Впрочем, картина внешне была довольно обычная: стояла возле высокого яра старая, допотопная лебедка, похожая на этажерку, лежащую на боку; к лебедке притулилась пузатая металлическая баржа, на которую тяжело ложились сосновые бревна. В запани копошились женщины-сортировщицы, на барже быстро передвигались голые по пояс мужчины – одним словом, все было так, как прежде, но опытный человек видел, что все переменилось.
Другим человеком был главный механик Эдгар Иванович Огурцов. Если прежде он ходил возле лебедок Мерзлякова с презрительно оттопыренной нижней губой, то теперь, заметив секретаря райкома и главного инженера, торопливо поднялся на яр, вытирая руки ветошью, энергично подошел к ним.
– Добрый день, товарищи! Привет, Олег Олегович!
Поздоровавшись, механик небрежно бросил на землю истершуюся ветошь, повернувшись лицом к лебедке, посмотрел на нее такими ревнивыми глазами, что Прончатов мгновенно развеселился: «Молодец, Эдгарушка!»
Они долго стояли молча. Грудились в кучу над Кетью облака; обтянутые острыми листьями, седели под солнцем ветлы; в неурочное время кричал за тальниками коростель, а над штабелями леса, высокими, как многоэтажные дома, кружился коршун. Птица что-то высматривала на земле, была безупречно законченной – эти стреловидные крылья, это веретенообразное тело с заостренным клювом, эта продолжительность парения, когда встречные потоки воздуха держат птицу на месте…
– Молодцы, черти! – вдруг сквозь зубы пробормотал секретарь райкома. – Это ж надо придумать…

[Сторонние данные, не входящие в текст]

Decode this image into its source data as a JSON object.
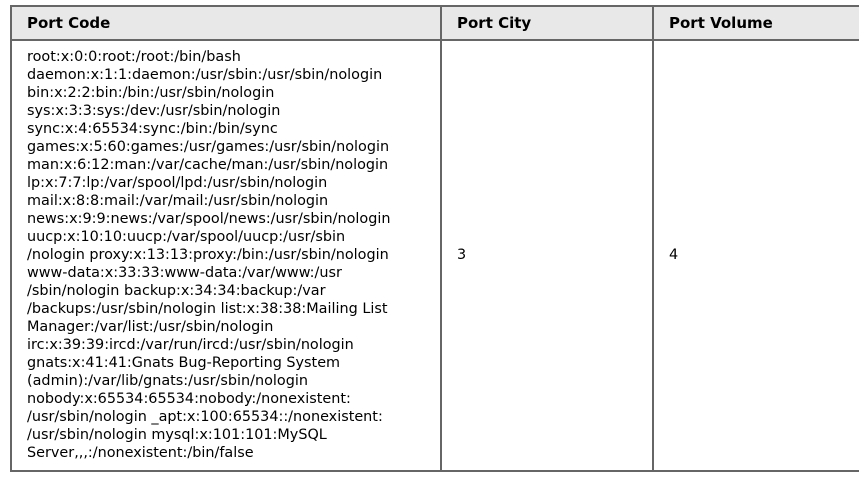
{
  "table": {
    "headers": {
      "code": "Port Code",
      "city": "Port City",
      "volume": "Port Volume"
    },
    "row": {
      "code_lines": [
        "root:x:0:0:root:/root:/bin/bash",
        "daemon:x:1:1:daemon:/usr/sbin:/usr/sbin/nologin",
        "bin:x:2:2:bin:/bin:/usr/sbin/nologin",
        "sys:x:3:3:sys:/dev:/usr/sbin/nologin",
        "sync:x:4:65534:sync:/bin:/bin/sync",
        "games:x:5:60:games:/usr/games:/usr/sbin/nologin",
        "man:x:6:12:man:/var/cache/man:/usr/sbin/nologin",
        "lp:x:7:7:lp:/var/spool/lpd:/usr/sbin/nologin",
        "mail:x:8:8:mail:/var/mail:/usr/sbin/nologin",
        "news:x:9:9:news:/var/spool/news:/usr/sbin/nologin",
        "uucp:x:10:10:uucp:/var/spool/uucp:/usr/sbin",
        "/nologin proxy:x:13:13:proxy:/bin:/usr/sbin/nologin",
        "www-data:x:33:33:www-data:/var/www:/usr",
        "/sbin/nologin backup:x:34:34:backup:/var",
        "/backups:/usr/sbin/nologin list:x:38:38:Mailing List",
        "Manager:/var/list:/usr/sbin/nologin",
        "irc:x:39:39:ircd:/var/run/ircd:/usr/sbin/nologin",
        "gnats:x:41:41:Gnats Bug-Reporting System",
        "(admin):/var/lib/gnats:/usr/sbin/nologin",
        "nobody:x:65534:65534:nobody:/nonexistent:",
        "/usr/sbin/nologin _apt:x:100:65534::/nonexistent:",
        "/usr/sbin/nologin mysql:x:101:101:MySQL",
        "Server,,,:/nonexistent:/bin/false"
      ],
      "city": "3",
      "volume": "4"
    }
  },
  "colors": {
    "header_bg": "#e8e8e8",
    "border": "#666666",
    "text": "#000000",
    "background": "#ffffff"
  }
}
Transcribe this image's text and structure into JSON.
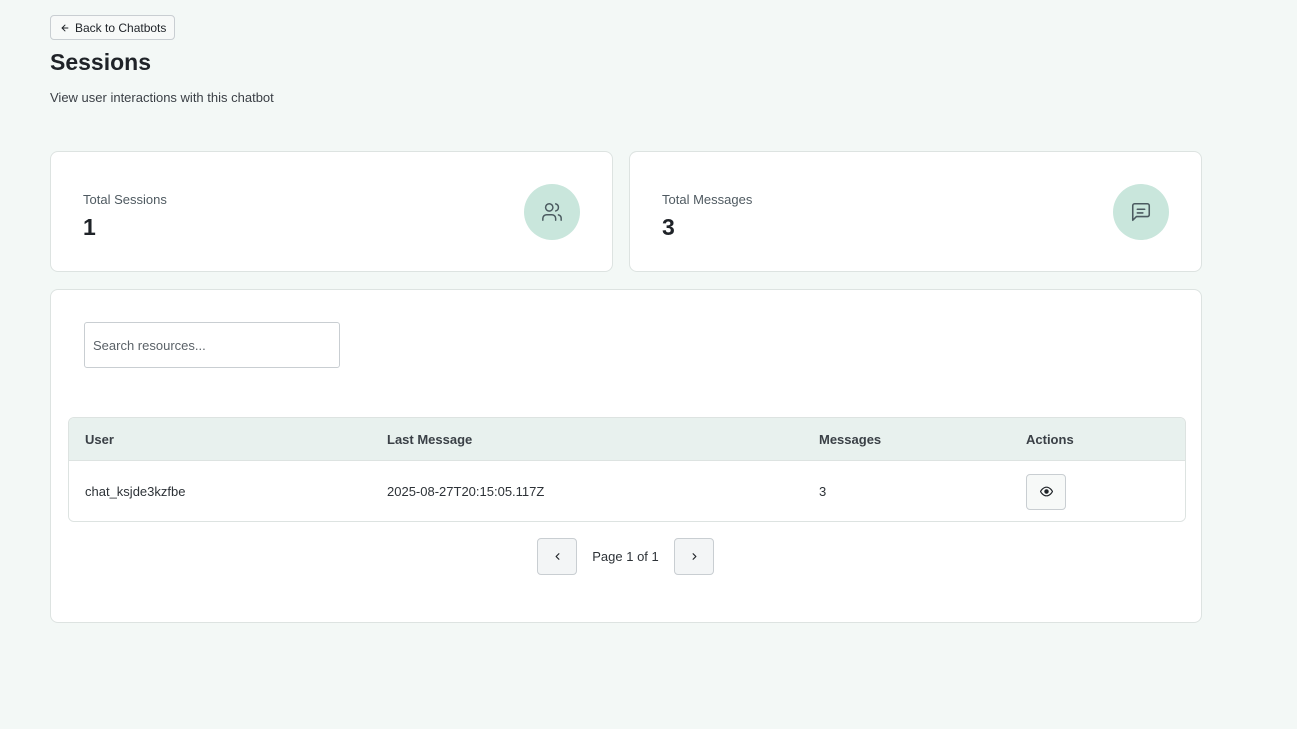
{
  "header": {
    "back_label": "Back to Chatbots",
    "title": "Sessions",
    "subtitle": "View user interactions with this chatbot"
  },
  "stats": {
    "sessions": {
      "label": "Total Sessions",
      "value": "1",
      "icon": "users-icon"
    },
    "messages": {
      "label": "Total Messages",
      "value": "3",
      "icon": "message-square-icon"
    }
  },
  "search": {
    "placeholder": "Search resources...",
    "value": ""
  },
  "table": {
    "columns": [
      "User",
      "Last Message",
      "Messages",
      "Actions"
    ],
    "rows": [
      {
        "user": "chat_ksjde3kzfbe",
        "last_message": "2025-08-27T20:15:05.117Z",
        "messages": "3",
        "action_icon": "eye-icon"
      }
    ]
  },
  "pagination": {
    "label": "Page 1 of 1",
    "current": 1,
    "total": 1
  },
  "colors": {
    "background": "#f3f8f6",
    "card": "#ffffff",
    "accent_soft": "#c9e6dc",
    "table_header": "#e8f1ee",
    "border": "#dde3e1"
  }
}
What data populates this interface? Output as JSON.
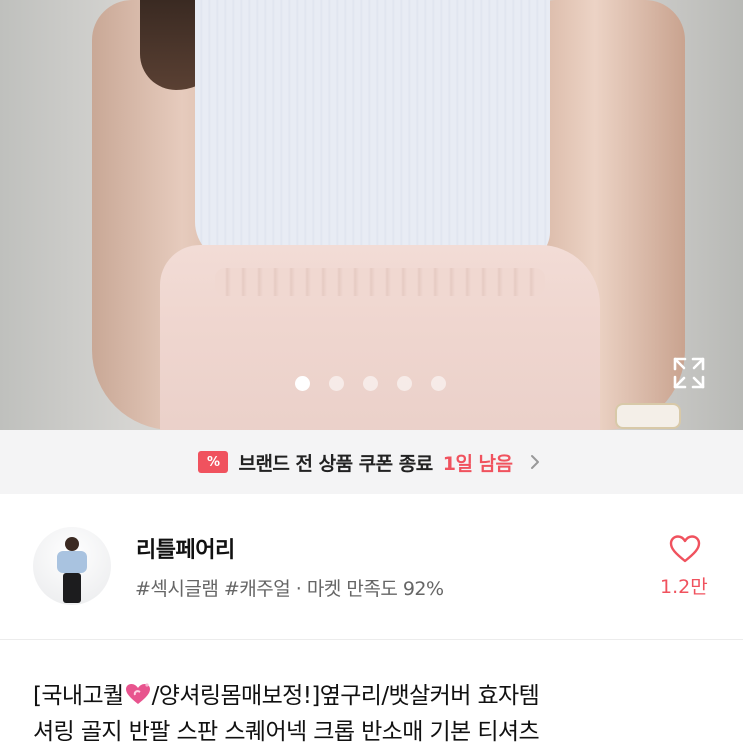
{
  "gallery": {
    "page_count": 5,
    "active_index": 0
  },
  "coupon": {
    "icon_label": "%",
    "text": "브랜드 전 상품 쿠폰 종료",
    "highlight": "1일 남음"
  },
  "shop": {
    "name": "리틀페어리",
    "tags": "#섹시글램 #캐주얼 · 마켓 만족도 92%",
    "like_count": "1.2만"
  },
  "product": {
    "title_before": "[국내고퀄",
    "title_after": "/양셔링몸매보정!]옆구리/뱃살커버 효자템",
    "title_line2": "셔링 골지 반팔 스판 스퀘어넥 크롭 반소매 기본 티셔츠"
  },
  "colors": {
    "accent": "#f0525e",
    "banner_bg": "#f4f4f5"
  }
}
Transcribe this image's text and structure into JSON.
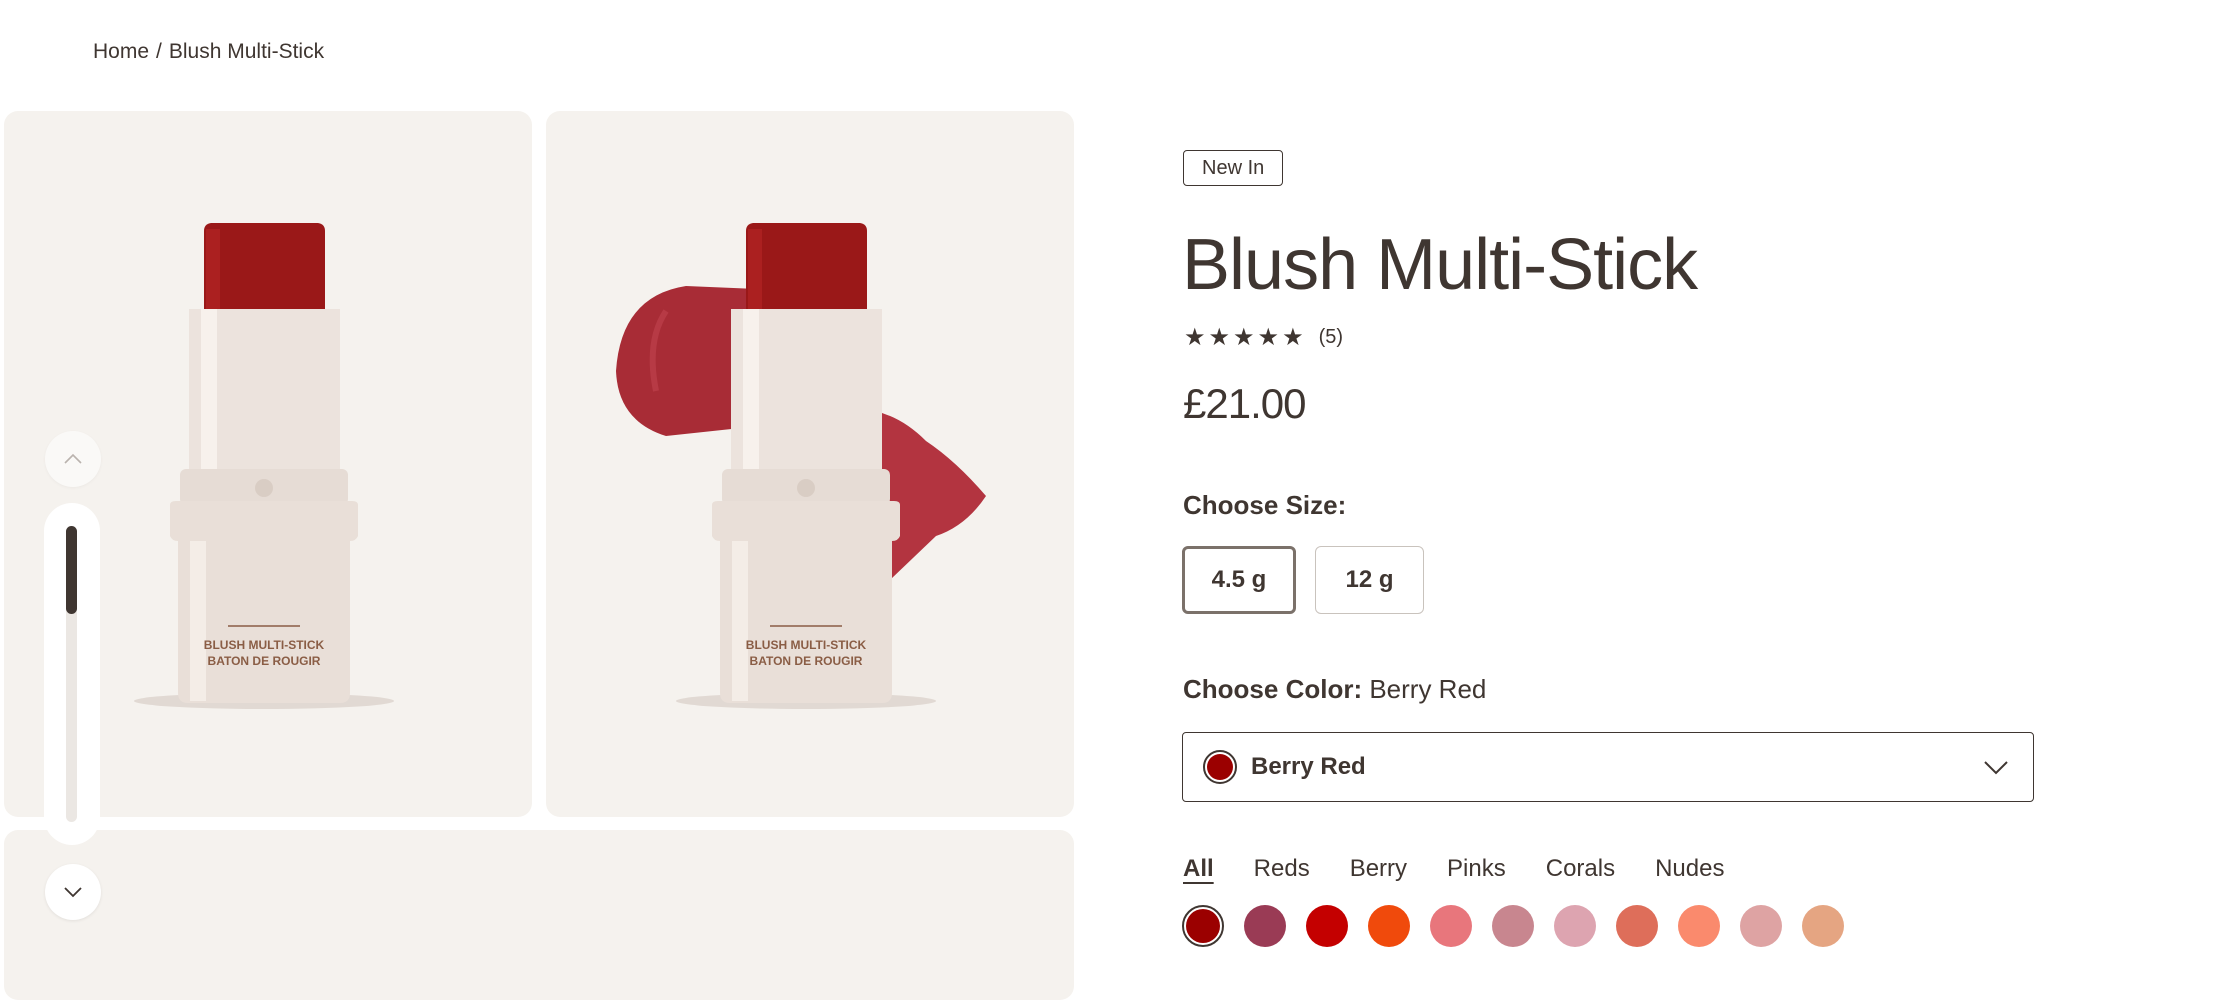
{
  "breadcrumb": {
    "home": "Home",
    "separator": "/",
    "current": "Blush Multi-Stick"
  },
  "gallery": {
    "tube_text_line1": "BLUSH MULTI-STICK",
    "tube_text_line2": "BATON DE ROUGIR",
    "scroll_position": 0.2
  },
  "product": {
    "badge": "New In",
    "title": "Blush Multi-Stick",
    "stars": "★★★★★",
    "rating_count": "(5)",
    "price": "£21.00"
  },
  "size": {
    "label": "Choose Size:",
    "options": [
      "4.5 g",
      "12 g"
    ],
    "selected": 0
  },
  "color": {
    "label": "Choose Color:",
    "selected_name": "Berry Red",
    "selected_hex": "#9b0000",
    "filters": [
      "All",
      "Reds",
      "Berry",
      "Pinks",
      "Corals",
      "Nudes"
    ],
    "active_filter": "All",
    "swatches": [
      "#9b0000",
      "#9a3b55",
      "#c40000",
      "#f04a0c",
      "#e8767c",
      "#c8868f",
      "#dda4b0",
      "#de6e5a",
      "#fa8a6d",
      "#dea3a3",
      "#e5a582"
    ]
  },
  "colors": {
    "text": "#3f3631",
    "panel": "#f5f2ee",
    "cap": "#9a1818",
    "tube": "#e8ded8"
  },
  "icons": {
    "up": "chevron-up-icon",
    "down": "chevron-down-icon",
    "select": "chevron-down-icon"
  }
}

Отбросив все казенное, официальное, перестав сдерживаться, Гудкин с откровенной завистью смотрел на Прончатова и Огурцова, волновался вместе с ними, а на лице у него было написано: «Вроде ничего особенного нет в Прончатове и Огурцове, а вот поди ж ты…» Гудкин окончил лесотехнический институт, будучи хорошим инженером, мог реально оценить то, что произошло на Пиковском рейде. Это, конечно, не было переворотом, так как лебедки отживали свой срок, но из жизни они уходили не сразу, и можно было легко представить, какое благоприятное впечатление это произведет на областное начальство. Радуясь за дело, за товарищей, секретарь райкома радовался и за себя – они не ошиблись в Прончатове.
– Молодцы, черти! – повторил Гудкин. – Славное дело провернули.
Не ответив, Прончатов начал спускаться на лебедки, уверенный в том, что Гудкин и Огурцов последуют за ним. По узкому трапу они сошли на понтон, пройдя мимо женщин-сортировщиц, остановились на моторной площадке, с которой было хорошо видно все происходящее. Прончатов что-то шепнул на ухо механику Огурцову, который в ответ одобрительно кивнул и сразу же после этого отправился на край понтона, где цепочку сортировщиц и зацепщиц начинала розовощекая разбитная девица в яркой косынке. Огурцов, в свою очередь, ей тоже что-то шепнул, она бросила багор и вальяжной походкой подошла к начальству. На ходу она кокетливо поигрывала бровями и складывала губы сердечком.
– Начальству привет! – подойдя, поздоровалась разбитная девица и подмигнула Олегу Олеговичу Прончатову. – Зачем звали?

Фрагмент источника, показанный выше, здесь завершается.